The Lindenbaum Memory Palace by Stuart Lloyd
Warning! Review may contain spoilers!
The Lindenbaum Memory Palace is an educational, psychological, memory-building gamebook by Stuart Lloyd. It is an entry in the 2013 Windhammer Prize. Stuart won this prize three years ago.
Wait, it’s a what gamebook? Educational, psychological and memory building?? “Warning! This is no normal book!” the author states as the opening paragraph, before playfully going on to “Warning! This is no normal gamebook!” It’s the first entry so far this year, or indeed any gamebook I’ve ever seen, that has an appendix full of links to wikipedia. If we want to win this gamebook, we’re going to have to learn. Some real, proper, stuff. Oh noes!
It’s actually a pretty good idea. When I was younger I would only ever read gamebooks. As as result I learned: how to add two dice together really well; advanced reasoning; battle tactics; strange liquids in bottles should almost always be drunk; inventory management; lots of things not to say on a first date. Anything to do with photosynthesis or mind exercises promoting self-improvement wouldn’t have gotten a chance. As I’ve gotten older though, my reading has varied a bit more, and I have actually read about memory palaces recently (from Derren Brown’s Tricks of the Mind). The memory palace is a building you know room-by-room, and you populate a room each time you learn an additional piece of knowledge about a particular subject (ie, titles of Shakespeare plays, or how plants get their food). In each room is a vivid and weird encounter that relates to a particular item you want to remember. Later, when you want to recall all of your knowledge, you mentally wander through your palace and poke your head into each of your little rooms. So it’s exactly like Warlock of Firetop mountain, except it’s filled with stuff you want to remember instead of keys and annoying zombies. Derren Brown recommends you make each of your rooms as vivid and disgusting and personal as possible, as this is the best way to remember them. Stuart is inviting us into his very own memory palace, which is very brave of him. Who knows what we might find? (Any would be psychologists, here is a great case-study).
So we begin with the rules. After the last few days of gamebooking the body count has been getting rather high, so it is nice to find we have no combat rules to learn or dice to throw. There will, however, be an exam at the end. We also finally meet our first dwarf in the competition this year. He is called Steve.

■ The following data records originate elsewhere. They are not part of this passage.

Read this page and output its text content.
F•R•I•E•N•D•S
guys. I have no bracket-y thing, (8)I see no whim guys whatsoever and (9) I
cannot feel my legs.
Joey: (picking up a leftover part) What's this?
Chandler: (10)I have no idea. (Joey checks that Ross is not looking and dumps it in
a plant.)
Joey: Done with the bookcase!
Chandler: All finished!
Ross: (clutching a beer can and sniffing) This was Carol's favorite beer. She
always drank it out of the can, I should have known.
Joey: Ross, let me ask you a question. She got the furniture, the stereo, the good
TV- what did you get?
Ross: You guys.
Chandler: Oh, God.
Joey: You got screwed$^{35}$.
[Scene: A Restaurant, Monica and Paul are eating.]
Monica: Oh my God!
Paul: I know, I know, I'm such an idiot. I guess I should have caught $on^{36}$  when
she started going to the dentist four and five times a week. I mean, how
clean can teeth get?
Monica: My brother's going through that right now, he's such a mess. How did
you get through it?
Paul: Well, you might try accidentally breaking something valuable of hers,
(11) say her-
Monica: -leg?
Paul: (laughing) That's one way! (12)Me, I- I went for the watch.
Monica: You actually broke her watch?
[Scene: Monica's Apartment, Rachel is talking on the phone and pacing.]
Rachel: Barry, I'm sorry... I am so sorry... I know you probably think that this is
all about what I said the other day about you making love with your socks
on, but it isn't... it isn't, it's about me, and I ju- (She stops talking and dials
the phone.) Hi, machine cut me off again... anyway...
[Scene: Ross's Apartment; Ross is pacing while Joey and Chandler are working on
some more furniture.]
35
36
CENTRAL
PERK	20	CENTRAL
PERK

And with a Cheshire cat grin, the examiner presses his big round red nose which starts the huge
clock at the front of the hall ticking. You swear that the minute hand is moving as fast as a second
hand, but you have no time to think about that. As the rest of the students start scribbling their
answers down at what seems like light speed, you frantically search your pockets for some kind of
pen. However, you pull out nothing but handfuls of fluff, buttons, pennies and sticky chewing gum.
With my last biology class taken around 14 years ago and my own photosynthesis memory palace long since bulldozed over and crowned with a StarBucks, I actually quite enjoyed this educational trip. You enter a room, meet a colourful character, and then you are given a question. You are then given the answer and an explanation. This gamebook would actually work a lot better interactively, with images and animations and the links to the internet not so far away. In other words, it would work great as an app (which is this year’s first prize, incidentally).
It is certainly a wonderful idea and a good combination of genres. However, it stands as a novel curiosity rather than a fantastic gamebook. There is barely a plot and the rooms don’t really hang together in any meaningful way (apart from for the author perhaps). Its brilliance lies in a wedding of ideas that do deserve to be explored further. You should try it, and you might even learn something interesting about plants.